Dans un quatrième et dernier moyen, il est argué que la disposition attaquée viole le principe d’égalité en ce qu’elle s’applique indistinctement à tous les demandeurs d’asile, sans aucunement tenir compte de leur situation de vulnérabilité particulière (mineurs étrangers non accompagnés (MENA), personnes handicapées, âgées, traumatisées).  La Cour l’écarte également, mais sous réserve qu’elle soit interprétée comme n’empêchant pas les MENA « de bénéficier, lors de l’application de la procédure instaurée par l’article 57/6/1 attaqué, des dispositions prévues en leur faveur par la règlementation applicable »[9], comme ne portant pas atteinte à « l’obligation du Commissaire général de prendre en considération la situation de vulnérabilité des mineurs étrangers non accompagnés lorsqu’il procédera à l’examen de leur demande », eu égard à l’article 17, §§ 4 et 6, de la directive 2005/85/CE[10], et comme ne portant pas atteinte à « l’obligation pour le Commissaire général de prendre en considération la fragilité [des personnes handicapées, âgées, traumatisées, etc.] lorsqu’il procèdera à l’examen de leur demande », eu égard à l’article 13, § 3, point a), de la directive 2005/85/CE[11].

B. Éclairage

Cet arrêt constitue une étape supplémentaire dans l’examen par des juridictions belges des nouvelles dispositions concernant les POS. Le Conseil d’Etat a été saisi d’une demande en suspension et d’un recours en annulation introduit contre l’arrêt royal du 26 mai 2012 établissant la liste des POS (voy. note infrapaginale n° 8), et la Cour constitutionnelle, de son côté, a été saisie de la question de savoir si le procédé mis en place par la législation belge, transposant la directive européenne 2005/85/CE, était conforme au principe constitutionnel d’égalité et de non-discrimination.

Avec cet arrêt, et sous réserve que le Commissaire général tienne compte, dans l’application des nouvelles dispositions relatives aux POS, de la vulnérabilité particulière de certains demandeurs d’asile (MENA, personnes fragiles et vulnérables, …), la Cour a validé la constitutionnalité de l’article 57/6/1 de la loi du 15 décembre 1980, tel qu’inséré par l’article 9 de la loi du 19 janvier 2012.

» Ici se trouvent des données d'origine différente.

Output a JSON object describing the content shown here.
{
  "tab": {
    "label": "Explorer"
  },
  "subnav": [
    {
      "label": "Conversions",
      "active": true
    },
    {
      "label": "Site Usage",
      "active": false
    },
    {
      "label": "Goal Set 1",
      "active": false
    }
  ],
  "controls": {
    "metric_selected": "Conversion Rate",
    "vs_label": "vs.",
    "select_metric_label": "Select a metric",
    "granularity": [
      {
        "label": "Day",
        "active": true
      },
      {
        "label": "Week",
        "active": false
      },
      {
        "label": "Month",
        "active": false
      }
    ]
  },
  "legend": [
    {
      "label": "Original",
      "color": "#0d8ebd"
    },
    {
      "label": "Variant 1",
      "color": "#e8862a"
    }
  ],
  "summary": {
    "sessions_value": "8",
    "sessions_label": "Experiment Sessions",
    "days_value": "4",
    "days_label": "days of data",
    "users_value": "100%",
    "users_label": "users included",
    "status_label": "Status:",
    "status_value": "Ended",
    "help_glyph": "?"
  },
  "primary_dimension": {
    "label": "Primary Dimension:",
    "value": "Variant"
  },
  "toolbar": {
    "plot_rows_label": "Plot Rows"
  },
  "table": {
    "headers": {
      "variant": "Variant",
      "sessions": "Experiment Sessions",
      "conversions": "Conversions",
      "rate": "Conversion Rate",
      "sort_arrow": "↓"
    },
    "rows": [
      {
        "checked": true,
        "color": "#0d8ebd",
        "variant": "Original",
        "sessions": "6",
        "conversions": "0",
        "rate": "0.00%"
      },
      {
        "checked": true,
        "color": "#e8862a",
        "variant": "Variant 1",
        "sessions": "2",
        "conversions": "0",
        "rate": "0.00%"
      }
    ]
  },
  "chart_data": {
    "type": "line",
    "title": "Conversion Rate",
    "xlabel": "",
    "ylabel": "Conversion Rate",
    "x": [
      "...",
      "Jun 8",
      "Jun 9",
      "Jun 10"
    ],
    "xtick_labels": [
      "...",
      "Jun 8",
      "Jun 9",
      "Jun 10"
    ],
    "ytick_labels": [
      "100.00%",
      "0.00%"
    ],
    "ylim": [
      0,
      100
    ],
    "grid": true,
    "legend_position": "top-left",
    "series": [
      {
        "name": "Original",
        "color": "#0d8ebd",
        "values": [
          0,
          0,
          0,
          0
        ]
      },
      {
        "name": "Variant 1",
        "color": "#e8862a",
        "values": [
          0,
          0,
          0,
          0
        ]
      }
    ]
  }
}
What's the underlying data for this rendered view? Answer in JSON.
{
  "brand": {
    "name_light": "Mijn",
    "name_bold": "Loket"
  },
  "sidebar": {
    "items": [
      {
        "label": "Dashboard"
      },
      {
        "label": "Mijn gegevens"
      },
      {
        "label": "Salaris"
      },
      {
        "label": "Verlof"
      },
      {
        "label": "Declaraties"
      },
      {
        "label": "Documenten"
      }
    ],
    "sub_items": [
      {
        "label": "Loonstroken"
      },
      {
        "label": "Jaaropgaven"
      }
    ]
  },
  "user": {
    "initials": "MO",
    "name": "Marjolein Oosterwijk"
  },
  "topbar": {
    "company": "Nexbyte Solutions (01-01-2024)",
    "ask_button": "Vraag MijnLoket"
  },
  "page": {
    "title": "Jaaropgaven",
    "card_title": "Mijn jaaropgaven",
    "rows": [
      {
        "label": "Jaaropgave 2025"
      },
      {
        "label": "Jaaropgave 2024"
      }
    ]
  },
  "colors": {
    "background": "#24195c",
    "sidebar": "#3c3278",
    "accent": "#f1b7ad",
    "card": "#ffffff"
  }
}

L’analyse faite par la Cour constitutionnelle ne surprend par réellement. Cette nouvelle jurisprudence de la Cour s’inscrit bien dans la ligne qui est la sienne lorsqu’elle est confrontée à des questions d’application du principe d’égalité aux situations migratoires. La Cour ne discute pas, en l’espèce, l’objectif invoqué par le législateur de lutter contre les abus de procédure. Comme à son habitude, elle ne se prononce pas sur la légitimité, ni même sur la réalité de l’objectif poursuivi : « sa présence suffit »[12]. Elle s’inscrit comme souvent « dans la politique d’immigration contrôlée » [13]. Le considérant B.2.2 de son arrêt n°131/2001 du 30 octobre 2001 résume bien cette idée : « c’est au législateur qu’il appartient de mener une politique concernant l’accès au territoire, le séjour, l’établissement et l’éloignement des étrangers et de prévoir à cet égard, dans le respect du principe d’égalité et de non-discrimination, les mesures nécessaires qui peuvent notamment porter sur la fixation des conditions auxquelles le séjour d’un étranger en Belgique est légal ou non. Le fait qu’il en découle une différence de traitement entre étrangers est la conséquence logique de la mise en œuvre de ladite politique ». À la lecture de l’arrêt d’espèce, l’on pourrait ajouter que ce constat est d’autant plus vrai que la disposition attaquée résulte, comme en l’espèce, de la transposition d’une directive européenne.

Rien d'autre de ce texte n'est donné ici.